Osborne’s pension raid!!
Taxing the future to pay for the present!!!
The Chancellor’s raid on pension tax relief is “detrimental to economic growth” and a “tax on the future to pay for the present.
George Osborne announced in this afternoon’s Autumn Statement that the annual tax free limit will go from £50,000 to £40,000.
Lowering the maximum annual tax-exempt pension contribution to £40,000 from 2014/15 could discourage higher earners from spending, which would be detrimental to economic growth. Reducing pension wealth, which accounts for more than half the accumulated wealth of the UK’s better off households, could have far-reaching, unintended, negative implications.
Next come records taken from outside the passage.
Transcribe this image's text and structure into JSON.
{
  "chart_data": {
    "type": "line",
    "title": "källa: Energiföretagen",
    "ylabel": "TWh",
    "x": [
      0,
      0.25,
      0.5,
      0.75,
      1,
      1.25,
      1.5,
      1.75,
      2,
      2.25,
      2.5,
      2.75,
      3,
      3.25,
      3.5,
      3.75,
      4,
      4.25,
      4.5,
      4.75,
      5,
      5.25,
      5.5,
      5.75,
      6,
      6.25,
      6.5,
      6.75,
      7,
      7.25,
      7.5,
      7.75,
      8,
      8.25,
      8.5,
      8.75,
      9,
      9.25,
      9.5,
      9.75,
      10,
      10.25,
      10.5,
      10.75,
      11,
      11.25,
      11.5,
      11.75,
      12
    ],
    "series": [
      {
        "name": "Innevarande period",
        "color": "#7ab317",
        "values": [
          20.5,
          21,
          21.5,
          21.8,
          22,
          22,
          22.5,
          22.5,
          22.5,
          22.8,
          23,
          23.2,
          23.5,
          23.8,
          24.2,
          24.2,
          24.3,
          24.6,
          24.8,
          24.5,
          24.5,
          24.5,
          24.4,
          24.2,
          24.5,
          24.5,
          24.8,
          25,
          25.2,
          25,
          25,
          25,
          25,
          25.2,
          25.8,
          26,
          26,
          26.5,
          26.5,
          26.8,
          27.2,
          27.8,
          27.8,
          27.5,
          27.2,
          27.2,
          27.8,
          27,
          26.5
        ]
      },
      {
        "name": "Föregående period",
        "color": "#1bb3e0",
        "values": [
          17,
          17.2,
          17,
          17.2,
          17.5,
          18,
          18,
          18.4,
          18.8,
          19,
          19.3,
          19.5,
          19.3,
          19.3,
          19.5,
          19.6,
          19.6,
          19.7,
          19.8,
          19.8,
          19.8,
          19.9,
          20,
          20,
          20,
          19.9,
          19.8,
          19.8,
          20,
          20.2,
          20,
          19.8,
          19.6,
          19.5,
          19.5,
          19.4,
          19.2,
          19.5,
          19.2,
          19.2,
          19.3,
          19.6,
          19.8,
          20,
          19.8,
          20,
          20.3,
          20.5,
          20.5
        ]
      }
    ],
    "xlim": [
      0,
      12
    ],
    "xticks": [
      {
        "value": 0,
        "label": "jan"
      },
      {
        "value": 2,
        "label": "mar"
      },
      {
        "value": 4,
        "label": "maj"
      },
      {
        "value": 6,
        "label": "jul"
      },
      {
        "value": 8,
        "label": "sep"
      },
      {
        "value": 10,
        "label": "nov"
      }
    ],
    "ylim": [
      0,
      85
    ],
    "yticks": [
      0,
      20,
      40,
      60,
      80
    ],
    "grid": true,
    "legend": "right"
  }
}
In addition, Mr Osborne’s cash-grabbing raid does not only affect the super-rich. It will hit middle income earners who increase contributions to their pension pot later in life, as well as owners of enterprises, which are vital for the UK’s economic growth. High rates of personal tax are damaging to business as they reduce a company’s ability to grow, meaning lower job creation.
The reduction in the tax-free pension contribution allowance limit to £40,000 from £50,000 means that more workers on final salary schemes are likely to get a one-off tax charge if they get a pay rise.
Because of the way annual pension contributions are calculated for final salary schemes, someone with 20 years service in a 1/60th scheme are likely to be taxed on a portion of their pension contributions if they receive a pay rise in excess of £7,500.
Currently, with the tax relief threshold at £50,000, this would not be triggered unless you got a pay rise to the tune of £9,375, so that long-awaited promotion to management could bring with it an unexpected tax hit.
However, workers who get a pay rise will be able to avoid the one-off charge by deploying unused allowances from the previous three years.
The state needs to encourage Pensions in my opinion not discourage them. With an ageing population, the State will be increasingly unable to afford to care for older people in the way it has done in previous generations. This is why it is crucial to revitalise the UK’s savings culture.
Yet by attacking pension tax relief as he has done today, the Chancellor is once again dealing another hammer-blow to an important incentive to saving for retirement – which will deter people from prudently putting money aside for their old age and weaken pension funds. This will cost the country dearly in the future, especially with Britain’s looming care crisis, and will adversely impact individuals.
In short, pillaging pensions, as Mr Osborne has done in today’s Autumn Statement is, in many ways, taxing the future to pay for the present.